Une journée particulière
Cette journée du 19 mars 1962 reste gravée dans la mémoire des oranais. Hadja Mansouria, 81 ans, se souvient bien de ce jour si particulier. "Mon père est entré précipitamment à la maison, tenant à la main une feuille de papier. Il hurlait presque : c’est le cessez-le-feu, la guerre est terminée. Nous n’y croyions pas, mais après quelques instants nous avons entendu les you-yous des voisines et nous nous sommes lancées, nous aussi, à tue-tête".
"Néanmoins, nous nous sommes tues rapidement, car nous avions peur de l’OAS, d’un autre attentat comme celui du 28 février. Mais nous sommes rattrapé le 5 juillet, le jour de la fête de l’indépendance", ajoute-t-elle, a vec émotion.
De son côté, S.Bouzid, raconte les événements de la journée du 19 mars. "J’avais 10 ans. Nous habitions au quartier des Mimosas, près de la cité Petit, j’étais avec les gosses du quartier, c’était presque l’heure du déjeuner lorsque nous avons vu de milliers de feuilles de papier qu’un avion lançait. Nous avons ramassé plusieurs exemplaires et nous remarqué que nos voisins, les adultes, commentaient ce qu’il y avait d’écrit sur les feuilles et là nous avons compris que la guerre était finie, alors nous nous sommes précipités, chacun de nous, vers la maison et, en cours de route, nous avons entendu des you-yous dans les maisons par lesquels les femmes exprimaient leur joie". "Tous les voisins ont préparé du couscous et des gâteaux traditionnels qu’ils ont distribué aux plus démunis. C’était une journée que je n’oublierais jamais", ajoute-t-il.

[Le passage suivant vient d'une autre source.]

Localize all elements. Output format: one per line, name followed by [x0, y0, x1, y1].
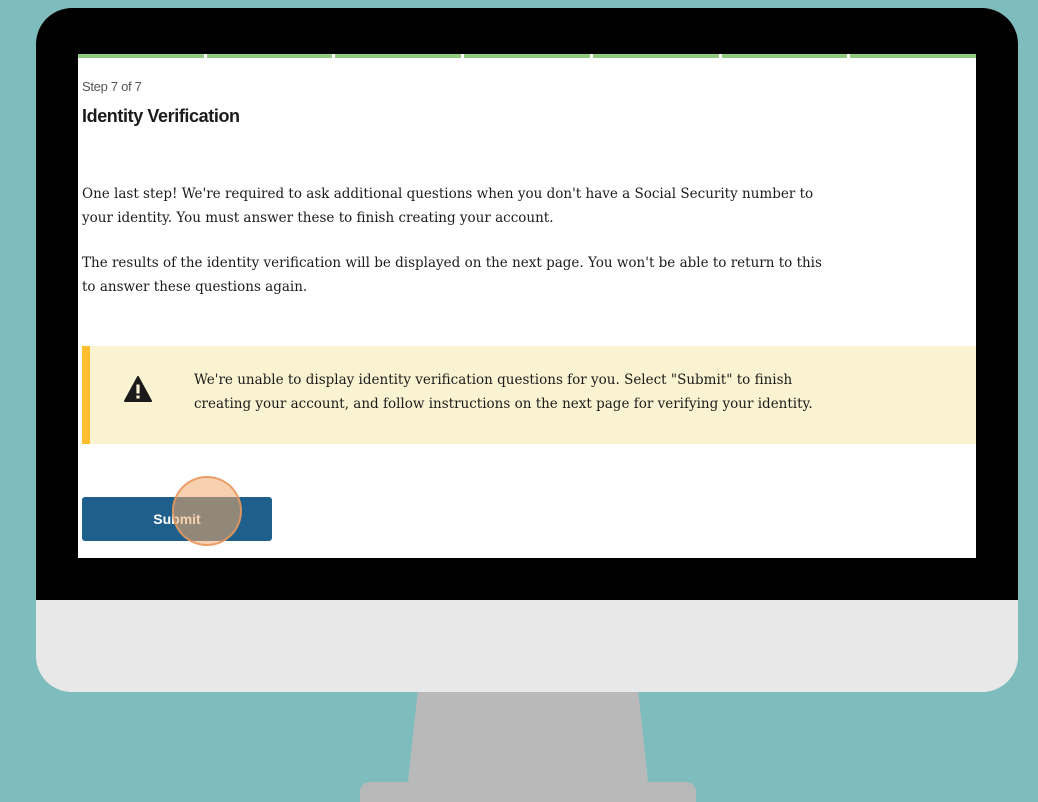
monitor-frame: Step 7 of 7 Identity Verification One la… [36, 8, 1018, 692]
monitor-chin [36, 600, 1018, 692]
page-title: Identity Verification [82, 106, 240, 126]
warning-icon [124, 376, 152, 402]
alert-message: We're unable to display identity verific… [194, 368, 813, 416]
progress-segment [592, 54, 719, 58]
click-indicator [172, 476, 242, 546]
monitor-stand-neck [408, 692, 648, 782]
results-paragraph-line: The results of the identity verification… [82, 255, 822, 271]
step-indicator: Step 7 of 7 [82, 79, 142, 94]
progress-segment [464, 54, 590, 58]
results-paragraph: The results of the identity verification… [82, 251, 976, 299]
progress-segment [335, 54, 462, 58]
intro-paragraph-line: One last step! We're required to ask add… [82, 186, 814, 202]
intro-paragraph: One last step! We're required to ask add… [82, 182, 976, 230]
alert-message-line: creating your account, and follow instru… [194, 396, 813, 412]
results-paragraph-line: to answer these questions again. [82, 279, 308, 295]
progress-bar [78, 54, 976, 59]
monitor-bezel: Step 7 of 7 Identity Verification One la… [36, 8, 1018, 600]
warning-alert: We're unable to display identity verific… [82, 346, 976, 444]
intro-paragraph-line: your identity. You must answer these to … [82, 210, 554, 226]
alert-message-line: We're unable to display identity verific… [194, 372, 793, 388]
screen: Step 7 of 7 Identity Verification One la… [78, 54, 976, 558]
monitor-stand-base [360, 782, 696, 802]
progress-segment [850, 54, 976, 58]
progress-segment [721, 54, 848, 58]
progress-segment [206, 54, 333, 58]
progress-segment [78, 54, 204, 58]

Le 19 mars 1962, les journaux locaux et nationaux annonçaient le cessez-le-feu, la fin de la guerre et du colonialisme : "Cessez le feu à midi dans toute l’Algérie", c’était le titre le plus usité.
Les carnages de l’OAS n’ont cessé que le 5juillet à Oran au cours duquel, les oranais comme tous les algériens fêtèrent avec faste l’indépendance du pays. Le peuple algérien a payé un lourd tribut en vies humaines.
Le défunt Réda Malek notait da ns son ouvrage "L’Algérie à Evian" que les pertes furent colossales. Il souligne à ce propos : "Le mois de mai marque l’apogée des crimes de l’OAS. La capture de ses têtes de file les plus connues l’accule à la politique de terre brûlée. Désespérant d’instituer une république de type sudiste, qui consacrerait la partition du territoire national, l’ultime carré d’irréductible conçoit le projet fou de ramener l’Algérie à sa situation d’avant 1830".